On the development side, all three branching plans in the guidance show the same structure (a single DEVELOPMENT branch with MAIN as the parent). If you look at the Scenarios 2.0 document, specifically at Scenario #2, you will see guidance for creating multiple development branches. Sometimes these branches (DEV-1, DEV-2, and DEV-n) are characterized as feature team development branches. You will note that all of the feature branches are full branches of MAIN. A key question then is: “When should Dev Team branches be full branches of MAIN, and when is it appropriate to have an intermediate DEVELOPMENT branch. There are several (often) competing goals here. One is to have the MAIN branch be as stable as possible. A second is to reduce the depth of the branch structure. A third is to maximize code velocity.

Here I attempt to address these three competing goals. To keep MAIN stable, it is important not to merge changes into MAIN, such that the integration of these changes happens for the first time in MAIN. One way that people attempt to achieve this goal is to have this intermediate DEVELOPMENT branch between MAIN and the DEV-1, DEV-2, DEV-n feature team branches. The challenge this introduces is that when a new level of branching is introduced it increases the need for Merging and Testing. Merging, especially on larger and more complex projects, can be significantly challenging as each merge conflict needs to be resolved, often manually. This is one reason for the stated goal to reduce the depth of the branch structure - by not introducing the intermediate DEVELOPMENT branch in the first place.

If you only have MAIN and a DEV branches, where does integration of changes made by different feature teams happen? The Rangers Branching Guidance II recommends doing frequent Forward Integrations from MAIN to the DEV Feature branches. The longer you go between these FI integrations, the more the DEV branches get out of sync with MAIN. This means that when you eventually merge a DEV branch with the MAIN branch, it can be a long, time-consuming process to complete the merge. If you simply merge DEV into MAIN without first merging possible changes from MAIN into DEV, then the integration of these changes affects the stability of the MAIN branch. Whenever you merge MAIN into a DEV branch, you have should test the integration of changes in a DEV branch before moving these changes down into the MAIN branch. As a result, MAIN remains more stable, but the DEV branch activity is slowed down while the integration of changes is tested. This impacts the third goal, maximize code velocity.

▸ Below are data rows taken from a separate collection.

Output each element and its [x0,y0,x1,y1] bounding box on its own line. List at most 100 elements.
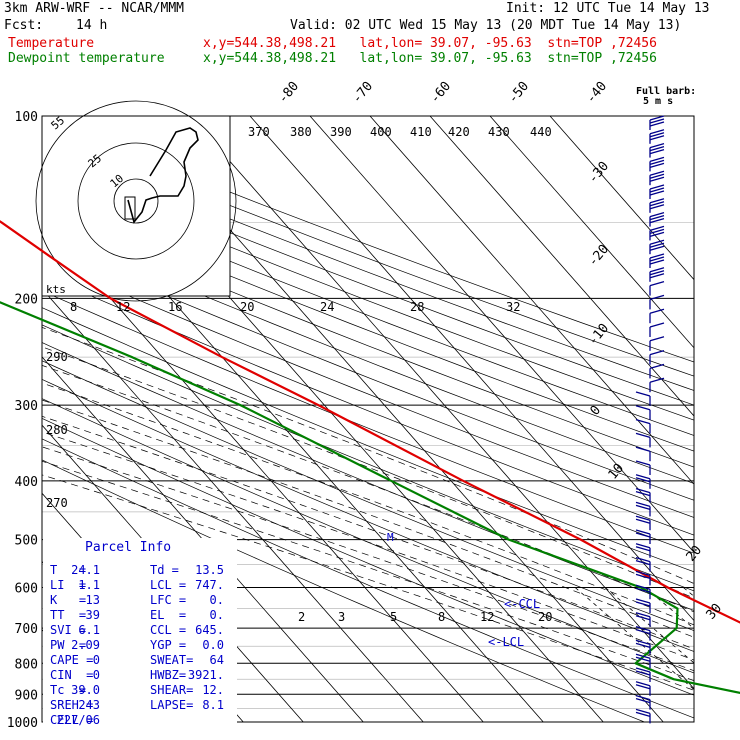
wind-barb-flag [649,280,665,287]
speed-label: 32 [506,300,520,314]
parcel-info-label: LI = [50,578,87,592]
wind-barb-flag [649,322,665,328]
wind-barb-flag [635,418,651,425]
parcel-info-label: EL = [150,608,187,622]
dry-adiabat [42,360,694,632]
isotherm-label: -20 [586,242,613,270]
dry-adiabat [42,142,694,391]
parcel-info-label: LCL = [150,578,187,592]
isotherm-label: 20 [684,543,706,565]
wind-barb-flag [649,187,665,193]
isotherm-label: -40 [584,79,611,107]
wind-barb-flag [635,573,651,580]
wind-barb-flag [635,487,651,494]
wind-barb-flag [649,225,665,232]
wind-barb-flag [649,142,665,149]
wind-barb-flag [649,132,665,138]
isotherm-line [189,116,694,690]
pressure-label: 600 [15,582,38,597]
wind-barb-flag [649,170,665,176]
parcel-info-value: 24.1 [71,563,100,577]
moist-adiabat [42,415,694,650]
mixing-ratio-line [605,587,694,664]
parcel-info-value: 6.1 [78,623,100,637]
pressure-label: 400 [15,475,38,490]
wind-barb-flag [649,162,665,169]
theta-label: 380 [290,125,312,139]
wind-barb-flag [635,490,651,497]
parcel-info-value: 0.0 [202,638,224,652]
pressure-label: 1000 [7,716,38,731]
dry-adiabat [42,129,694,377]
moist-adiabat [42,460,694,682]
theta-label: 420 [448,125,470,139]
parcel-info-label: CIN = [50,668,94,682]
dry-adiabat [42,417,694,696]
valid-time: Valid: 02 UTC Wed 15 May 13 (20 MDT Tue … [290,18,682,33]
parcel-info-value: 0 [92,668,100,682]
wind-barb-flag [635,628,651,635]
theta-label: 400 [370,125,392,139]
isotherm-label: -80 [276,79,303,107]
dry-adiabat [42,212,694,468]
wind-barb-flag [649,184,665,190]
wind-barb-flag [635,559,651,566]
wind-barb-flag [649,256,665,262]
forecast-hours: 14 h [76,18,108,33]
wind-barb-flag [635,711,651,718]
mixing-ratio-label: 8 [438,610,445,624]
wind-barb-flag [649,211,665,218]
isotherm-label: -70 [350,79,377,107]
wind-barb-flag [649,156,665,163]
hodograph-ring [35,100,237,302]
legend-temperature-info: x,y=544.38,498.21 lat,lon= 39.07, -95.63… [203,36,657,51]
dry-adiabat [42,459,646,722]
moist-adiabat [42,327,694,584]
parcel-info-value: 12. [202,683,224,697]
wind-barb-flag [635,694,651,701]
theta-label: 410 [410,125,432,139]
pressure-label: 200 [15,292,38,307]
wind-barb-flag [649,129,665,135]
wind-barb-flag [649,377,665,383]
wind-barb-flag [635,670,651,676]
dry-adiabat [42,197,694,452]
lcl-annotation: <-LCL [488,635,524,649]
isotherm-label: 10 [606,461,628,483]
wind-barb-flag [649,308,665,314]
wind-barb-flag [649,349,665,356]
wind-barb-flag [635,639,651,646]
theta-label: 270 [46,496,68,510]
wind-barb-flag [649,336,665,342]
mixing-ratio-label: 2 [298,610,305,624]
parcel-info-label: HWBZ= [150,668,187,682]
wind-barb-flag [635,556,651,563]
wind-barb-flag [635,515,651,521]
mixing-ratio-label: 12 [480,610,494,624]
isotherm-line [489,116,694,349]
hodograph-storm [124,196,136,220]
dry-adiabat [42,242,694,501]
dry-adiabat [42,183,694,436]
wind-barb-flag [635,587,651,593]
wind-barb-flag [635,532,651,538]
parcel-info-value: 0. [209,593,224,607]
parcel-info-label: LAPSE= [150,698,194,712]
isotherm-line [549,116,694,281]
parcel-info-value: 3921. [187,668,224,682]
parcel-info-label: K = [50,593,87,607]
wind-barb-flag [635,656,651,662]
speed-label: 12 [116,300,130,314]
parcel-info-label: SREH = [50,698,94,712]
wind-barb-flag [635,391,651,397]
pressure-label: 100 [15,110,38,125]
wind-barb-flag [649,135,665,141]
hodograph-ring [77,142,195,260]
parcel-info-label: CELL = [50,713,94,727]
wind-barb-flag [635,432,651,439]
dry-adiabat [42,169,694,421]
parcel-info-label: PW = [50,638,87,652]
wind-barb-flag [649,242,665,248]
wind-barb-flag [635,612,651,618]
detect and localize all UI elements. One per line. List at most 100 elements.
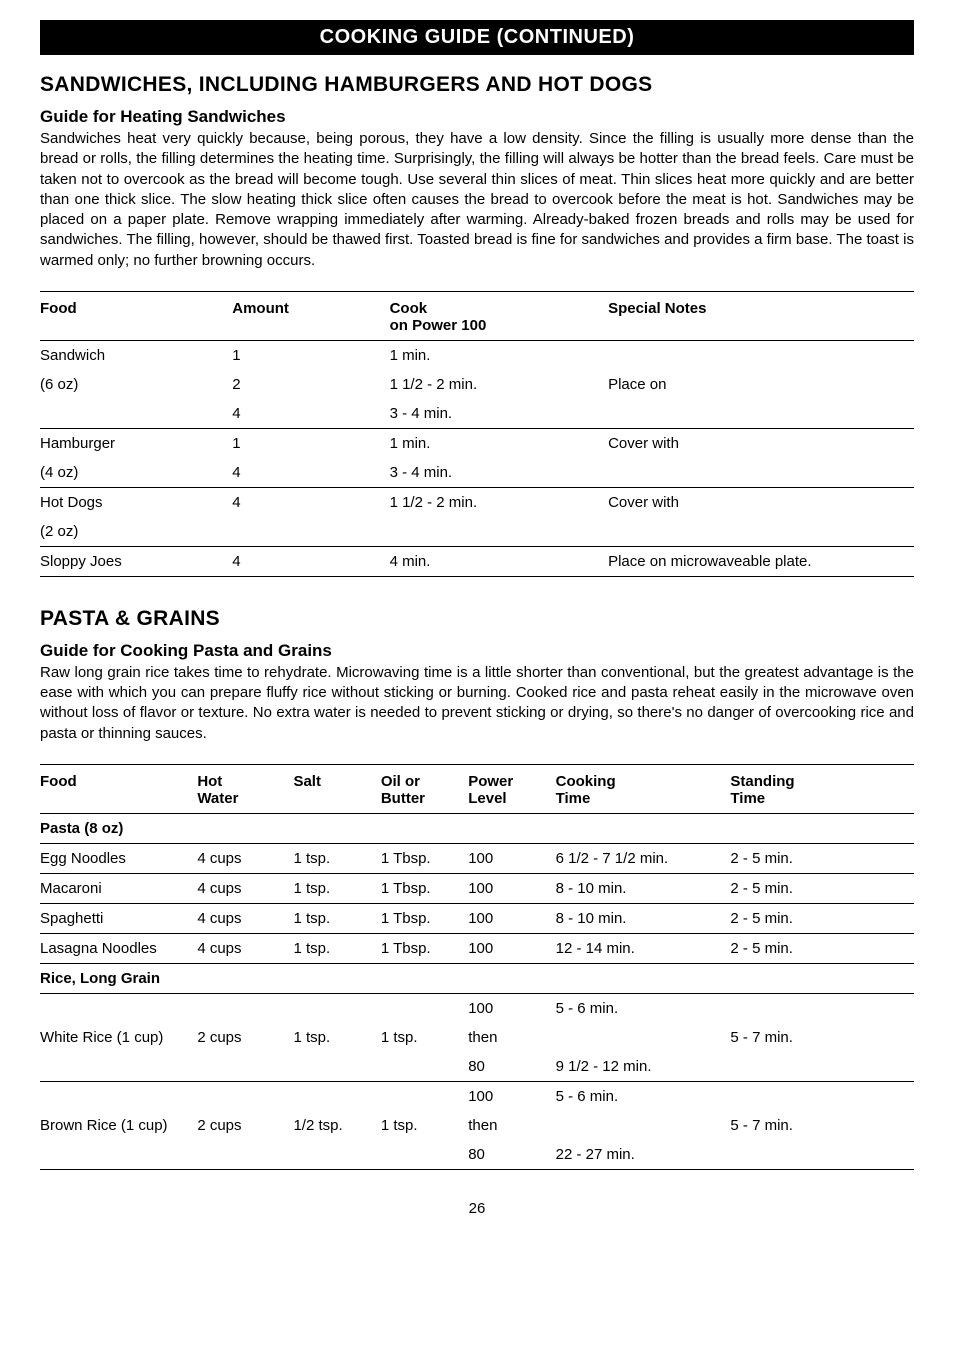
cell: 1 Tbsp. <box>381 903 468 933</box>
cell: 1 tsp. <box>293 903 380 933</box>
col-amount: Amount <box>232 291 389 340</box>
pasta-table: Food Hot Water Salt Oil or Butter Power … <box>40 764 914 1170</box>
sandwiches-body: Sandwiches heat very quickly because, be… <box>40 129 914 271</box>
cell: 9 1/2 - 12 min. <box>556 1052 731 1082</box>
cell: Brown Rice (1 cup) <box>40 1111 197 1140</box>
cell: 1 1/2 - 2 min. <box>390 487 609 517</box>
pasta-subtitle: Guide for Cooking Pasta and Grains <box>40 641 914 661</box>
col-salt: Salt <box>293 764 380 813</box>
cell: Cover with <box>608 487 914 517</box>
cell: 1 <box>232 428 389 458</box>
cell <box>232 517 389 547</box>
cell: Hot Dogs <box>40 487 232 517</box>
cell <box>556 1111 731 1140</box>
cell <box>197 993 293 1023</box>
cell: Cover with <box>608 428 914 458</box>
cell: 3 - 4 min. <box>390 458 609 488</box>
cell <box>40 1052 197 1082</box>
cell: 1 min. <box>390 340 609 370</box>
cell: 2 - 5 min. <box>730 843 914 873</box>
cell <box>390 517 609 547</box>
col-time-l1: Cooking <box>556 773 616 790</box>
col-time: Cooking Time <box>556 764 731 813</box>
cell: 1 tsp. <box>381 1023 468 1052</box>
col-hot-l1: Hot <box>197 773 222 790</box>
cell <box>381 1140 468 1170</box>
cell: 5 - 7 min. <box>730 1111 914 1140</box>
cell: 5 - 6 min. <box>556 993 731 1023</box>
cell <box>730 1140 914 1170</box>
cell <box>197 1140 293 1170</box>
cell <box>381 993 468 1023</box>
cell <box>40 399 232 429</box>
cell: 1 Tbsp. <box>381 843 468 873</box>
col-cook-l1: Cook <box>390 300 428 317</box>
col-power-l2: Level <box>468 790 506 807</box>
cell: 1 tsp. <box>381 1111 468 1140</box>
cell: Egg Noodles <box>40 843 197 873</box>
col-stand: Standing Time <box>730 764 914 813</box>
cell: 6 1/2 - 7 1/2 min. <box>556 843 731 873</box>
col-oil: Oil or Butter <box>381 764 468 813</box>
cell: 1 Tbsp. <box>381 933 468 963</box>
cell: 4 cups <box>197 903 293 933</box>
pasta-subhead-2: Rice, Long Grain <box>40 963 914 993</box>
col-food: Food <box>40 291 232 340</box>
cell: 100 <box>468 933 555 963</box>
col-stand-l2: Time <box>730 790 765 807</box>
cell: 4 <box>232 458 389 488</box>
cell: 4 <box>232 546 389 576</box>
cell: 4 <box>232 399 389 429</box>
cell: 4 cups <box>197 873 293 903</box>
col-notes: Special Notes <box>608 291 914 340</box>
cell: 1 min. <box>390 428 609 458</box>
pasta-body: Raw long grain rice takes time to rehydr… <box>40 663 914 744</box>
cell: 22 - 27 min. <box>556 1140 731 1170</box>
cell: 2 - 5 min. <box>730 933 914 963</box>
cell: 1 tsp. <box>293 873 380 903</box>
cell <box>608 399 914 429</box>
cell: White Rice (1 cup) <box>40 1023 197 1052</box>
cell <box>381 1052 468 1082</box>
col-food: Food <box>40 764 197 813</box>
cell: 100 <box>468 1081 555 1111</box>
cell: 2 cups <box>197 1111 293 1140</box>
page-number: 26 <box>40 1200 914 1217</box>
cell: 1 1/2 - 2 min. <box>390 370 609 399</box>
cell: 4 cups <box>197 843 293 873</box>
cell: Place on microwaveable plate. <box>608 546 914 576</box>
cell <box>293 1140 380 1170</box>
cell: 1 Tbsp. <box>381 873 468 903</box>
cell: 2 cups <box>197 1023 293 1052</box>
pasta-subhead-1: Pasta (8 oz) <box>40 813 914 843</box>
col-power: Power Level <box>468 764 555 813</box>
cell <box>381 1081 468 1111</box>
cooking-guide-banner: COOKING GUIDE (CONTINUED) <box>40 20 914 55</box>
cell <box>197 1052 293 1082</box>
col-oil-l2: Butter <box>381 790 425 807</box>
cell: then <box>468 1111 555 1140</box>
cell <box>293 1052 380 1082</box>
col-power-l1: Power <box>468 773 513 790</box>
cell: (2 oz) <box>40 517 232 547</box>
cell: Macaroni <box>40 873 197 903</box>
cell <box>40 1081 197 1111</box>
cell <box>556 1023 731 1052</box>
cell <box>293 993 380 1023</box>
cell: 80 <box>468 1140 555 1170</box>
col-hot-l2: Water <box>197 790 238 807</box>
cell: Sandwich <box>40 340 232 370</box>
sandwiches-subtitle: Guide for Heating Sandwiches <box>40 107 914 127</box>
cell: 1/2 tsp. <box>293 1111 380 1140</box>
cell: then <box>468 1023 555 1052</box>
cell: 1 <box>232 340 389 370</box>
cell: 3 - 4 min. <box>390 399 609 429</box>
cell: 100 <box>468 843 555 873</box>
col-time-l2: Time <box>556 790 591 807</box>
cell <box>730 1052 914 1082</box>
cell: 100 <box>468 903 555 933</box>
cell: 8 - 10 min. <box>556 903 731 933</box>
cell: Lasagna Noodles <box>40 933 197 963</box>
cell: Sloppy Joes <box>40 546 232 576</box>
cell: Hamburger <box>40 428 232 458</box>
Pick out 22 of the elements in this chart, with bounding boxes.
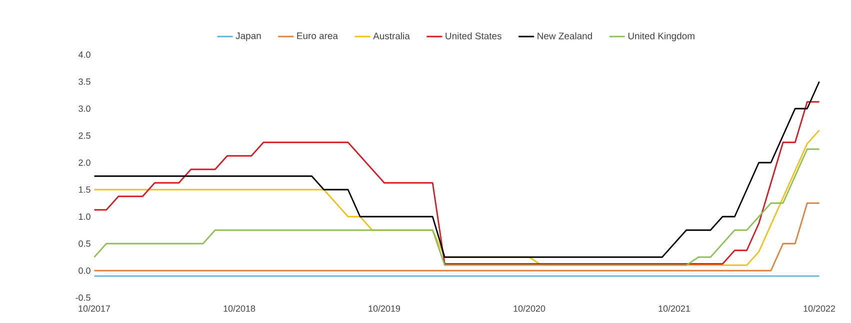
legend-label: Japan — [236, 32, 261, 42]
y-tick-label: 2.5 — [78, 132, 90, 139]
y-tick-label: 4.0 — [78, 51, 90, 58]
y-tick-label: 1.0 — [78, 213, 90, 220]
x-tick-label: 10/2017 — [78, 305, 110, 312]
x-tick-label: 10/2021 — [658, 305, 690, 312]
y-tick-label: 3.0 — [78, 105, 90, 112]
x-tick-label: 10/2018 — [224, 305, 256, 312]
legend-label: Australia — [373, 32, 410, 40]
x-tick-label: 10/2019 — [368, 305, 400, 312]
legend-label: United States — [446, 32, 502, 40]
x-tick-label: 10/2022 — [804, 305, 836, 312]
y-tick-label: 2.0 — [78, 159, 90, 166]
legend-label: Euro area — [297, 32, 338, 40]
legend-label: United Kingdom — [628, 32, 694, 42]
y-tick-label: -0.5 — [76, 294, 90, 301]
x-tick-label: 10/2020 — [514, 305, 546, 312]
y-tick-label: 3.5 — [78, 78, 90, 85]
y-tick-label: 1.5 — [78, 186, 90, 193]
legend-label: New Zealand — [538, 32, 592, 40]
y-tick-label: 0.0 — [78, 267, 90, 274]
y-tick-label: 0.5 — [78, 240, 90, 247]
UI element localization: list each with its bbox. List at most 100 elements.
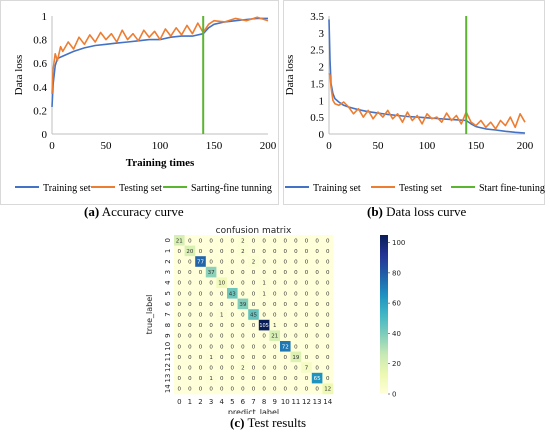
y-tick-label: 2 xyxy=(319,62,325,74)
matrix-cell xyxy=(174,383,185,395)
matrix-cell xyxy=(227,277,238,289)
accuracy-chart: 0 0.2 0.4 0.6 0.8 1 0 50 100 150 200 Data loss Train… xyxy=(0,0,279,205)
matrix-cell-value: 0 xyxy=(188,281,192,287)
matrix-cell xyxy=(248,288,260,299)
matrix-cell-value: 0 xyxy=(220,302,224,308)
matrix-cell xyxy=(205,256,217,268)
matrix-cell-value: 0 xyxy=(326,270,330,276)
matrix-cell-value: 0 xyxy=(209,281,213,287)
matrix-cell xyxy=(311,288,323,299)
matrix-cell-value: 0 xyxy=(241,313,245,319)
matrix-cell-value: 0 xyxy=(294,344,298,350)
y-tick-label: 4 xyxy=(164,280,172,285)
matrix-cell xyxy=(205,288,217,299)
matrix-cell xyxy=(227,256,238,268)
legend-testing-label: Testing set xyxy=(119,183,162,194)
y-tick-label: 0.8 xyxy=(33,35,47,47)
x-axis-label: Training times xyxy=(126,157,195,169)
y-tick-label: 0 xyxy=(164,238,172,242)
matrix-cell-value: 0 xyxy=(231,313,235,319)
matrix-cell xyxy=(269,235,281,246)
matrix-cell xyxy=(227,245,238,257)
matrix-cell-value: 0 xyxy=(220,344,224,350)
matrix-cell xyxy=(227,235,238,246)
matrix-cell xyxy=(174,351,185,363)
y-tick-label: 0.6 xyxy=(33,58,47,70)
matrix-cell xyxy=(227,266,238,278)
matrix-cell-value: 0 xyxy=(231,270,235,276)
matrix-cell xyxy=(301,330,313,342)
matrix-cell xyxy=(195,245,207,257)
matrix-cell-value: 0 xyxy=(326,334,330,340)
colorbar-tick-label: 100 xyxy=(392,239,405,247)
matrix-cell xyxy=(248,330,260,342)
matrix-cell xyxy=(216,256,228,268)
matrix-cell xyxy=(248,351,260,363)
matrix-cell xyxy=(269,383,281,395)
matrix-cell xyxy=(184,277,196,289)
matrix-cell xyxy=(227,383,238,395)
matrix-cell-value: 0 xyxy=(199,323,203,329)
matrix-cell-value: 1 xyxy=(209,355,213,361)
matrix-cell xyxy=(322,341,334,352)
matrix-cell-value: 0 xyxy=(199,355,203,361)
matrix-cell-value: 0 xyxy=(315,313,319,319)
matrix-cell xyxy=(322,383,334,395)
matrix-cell xyxy=(269,351,281,363)
x-tick-label: 50 xyxy=(373,140,385,152)
matrix-cell-value: 0 xyxy=(262,334,266,340)
matrix-cell-value: 0 xyxy=(220,260,224,266)
matrix-cell-value: 0 xyxy=(315,355,319,361)
matrix-cell-value: 0 xyxy=(252,376,256,382)
matrix-cell xyxy=(258,266,270,278)
matrix-cell-value: 0 xyxy=(209,387,213,393)
matrix-cell-value: 0 xyxy=(315,291,319,297)
matrix-cell xyxy=(322,288,334,299)
matrix-cell xyxy=(280,256,291,268)
matrix-cell-value: 0 xyxy=(315,238,319,244)
colorbar-tick-label: 40 xyxy=(392,330,401,338)
matrix-cell-value: 0 xyxy=(188,313,192,319)
matrix-cell xyxy=(301,266,313,278)
matrix-cell-value: 0 xyxy=(252,344,256,350)
matrix-cell-value: 0 xyxy=(284,366,288,372)
loss-caption-text: Data loss curve xyxy=(386,204,467,219)
matrix-cell-value: 0 xyxy=(294,376,298,382)
chart-frame xyxy=(0,0,279,205)
x-tick-label: 1 xyxy=(188,398,192,406)
matrix-cell-value: 2 xyxy=(241,249,245,255)
legend-training-label: Training set xyxy=(313,183,361,194)
matrix-cell xyxy=(280,245,291,257)
matrix-cell xyxy=(311,319,323,331)
matrix-cell-value: 0 xyxy=(262,249,266,255)
matrix-cell xyxy=(174,245,185,257)
matrix-cell-value: 0 xyxy=(199,313,203,319)
matrix-cell-value: 0 xyxy=(178,387,182,393)
matrix-cell-value: 0 xyxy=(231,302,235,308)
matrix-cell-value: 0 xyxy=(326,313,330,319)
matrix-cell xyxy=(322,330,334,342)
matrix-cell-value: 0 xyxy=(294,281,298,287)
matrix-cell-value: 0 xyxy=(284,376,288,382)
matrix-cell-value: 0 xyxy=(199,334,203,340)
matrix-cell xyxy=(269,372,281,384)
matrix-cell xyxy=(301,309,313,321)
matrix-cell xyxy=(301,351,313,363)
matrix-cell-value: 0 xyxy=(262,313,266,319)
matrix-cell-value: 0 xyxy=(220,376,224,382)
matrix-cell-value: 0 xyxy=(178,376,182,382)
matrix-cell xyxy=(216,288,228,299)
y-tick-label: 1.5 xyxy=(310,78,324,90)
matrix-cell xyxy=(301,362,313,374)
matrix-cell-value: 0 xyxy=(315,323,319,329)
x-tick-label: 9 xyxy=(272,398,276,406)
matrix-cell-value: 0 xyxy=(241,344,245,350)
matrix-cell xyxy=(184,330,196,342)
matrix-cell-value: 0 xyxy=(252,334,256,340)
series-line-testing xyxy=(51,16,269,94)
matrix-cell xyxy=(174,277,185,289)
matrix-cell-value: 0 xyxy=(305,323,309,329)
matrix-cell-value: 0 xyxy=(294,270,298,276)
y-tick-label: 2 xyxy=(164,259,172,263)
matrix-cell xyxy=(311,298,323,310)
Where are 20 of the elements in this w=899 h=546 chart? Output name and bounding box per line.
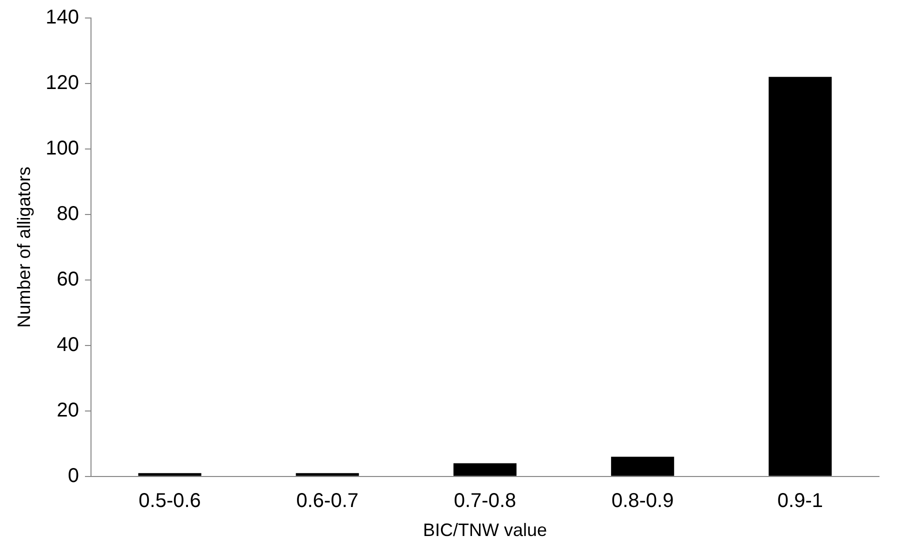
- x-tick-label: 0.5-0.6: [138, 490, 201, 512]
- y-tick-label: 60: [56, 268, 79, 290]
- bar: [138, 473, 202, 476]
- bar: [453, 463, 517, 476]
- y-tick-label: 140: [46, 6, 79, 29]
- x-axis-title: BIC/TNW value: [422, 520, 547, 540]
- y-tick-label: 20: [56, 399, 79, 422]
- y-tick-label: 100: [46, 137, 79, 160]
- y-tick-label: 80: [56, 202, 79, 225]
- y-tick-label: 0: [68, 464, 79, 487]
- bar: [768, 76, 832, 476]
- x-tick-label: 0.6-0.7: [296, 490, 359, 512]
- bar: [296, 473, 359, 476]
- y-tick-label: 120: [46, 72, 79, 94]
- y-tick-label: 40: [56, 334, 79, 356]
- y-axis-title: Number of alligators: [14, 166, 34, 328]
- bar: [611, 456, 674, 476]
- x-tick-label: 0.8-0.9: [611, 490, 674, 512]
- x-tick-label: 0.7-0.8: [454, 490, 516, 512]
- x-tick-label: 0.9-1: [777, 490, 823, 512]
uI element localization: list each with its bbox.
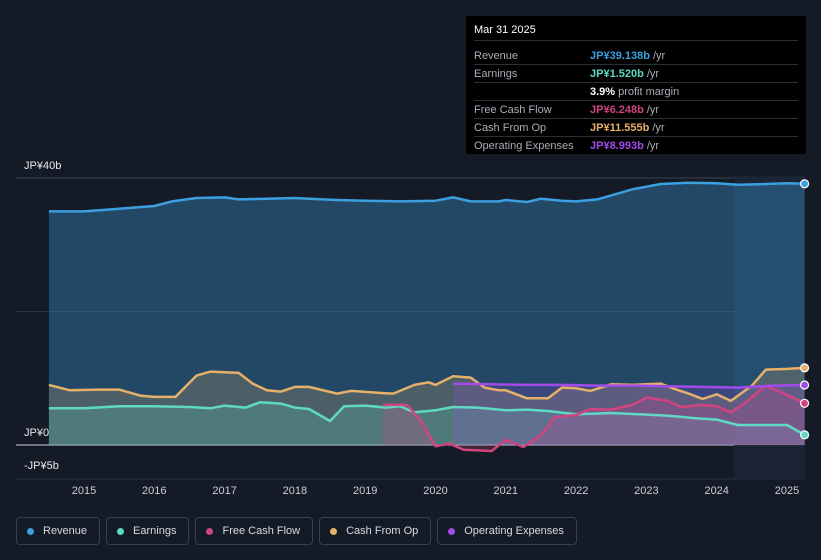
- y-tick-label-bottom: -JP¥5b: [24, 460, 59, 472]
- legend-label: Revenue: [43, 525, 88, 537]
- x-tick-label: 2021: [493, 485, 519, 497]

Do you solve this code velocity problem in the Feature Team branches by introducing an intermediate DEVELOPMENT branch between the MAIN branch and the Feature team branches? Can you solve this another way? In my view, using automated testing, especially Build Verification Testing, helps reduce the impact of frequent merges on code velocity in the DEV branches, while at the same time reducing the overall depth of branches (and hence the resulting merge, conflict resolution, and integration testing). All while keeping the MAIN as stable as possible. If you do not have automated testing available, then you might consider introducing the intermediate DEVELOPMENT branch, so as to not impact DEV code velocity or MAIN stability while you do the merging, conflict resolution, and integration testing (in DEVELOPMENT).

To summarize, VSTS Rangers often recommend a two-level logical branch structure on the development side. As for the physical structure, you can have additional containers (folders) holding multiple branches. For example, when you have multiple DEV feature branches, you can organize these into a Development container (or Features container as your physical branch structure below seems to depict).

In the Basic Branch plan, as with all of the plans in the VSTS Rangers Branching Guidance II main document, development happens in the (or a) DEV branch. Changes are checked-in to the DEV branch. MAIN is frequently merged (FI) into the DEV branch(es) where merge conflicts are resolved, integration is tested, etc. Then when you get to the point where a feature is complete and meets previously determined quality standards, the feature is merged (RI) down into MAIN. Immediately before doing this you would do one last FI from MAIN into the DEV branch, resolve all problems and then RI DEV to MAIN.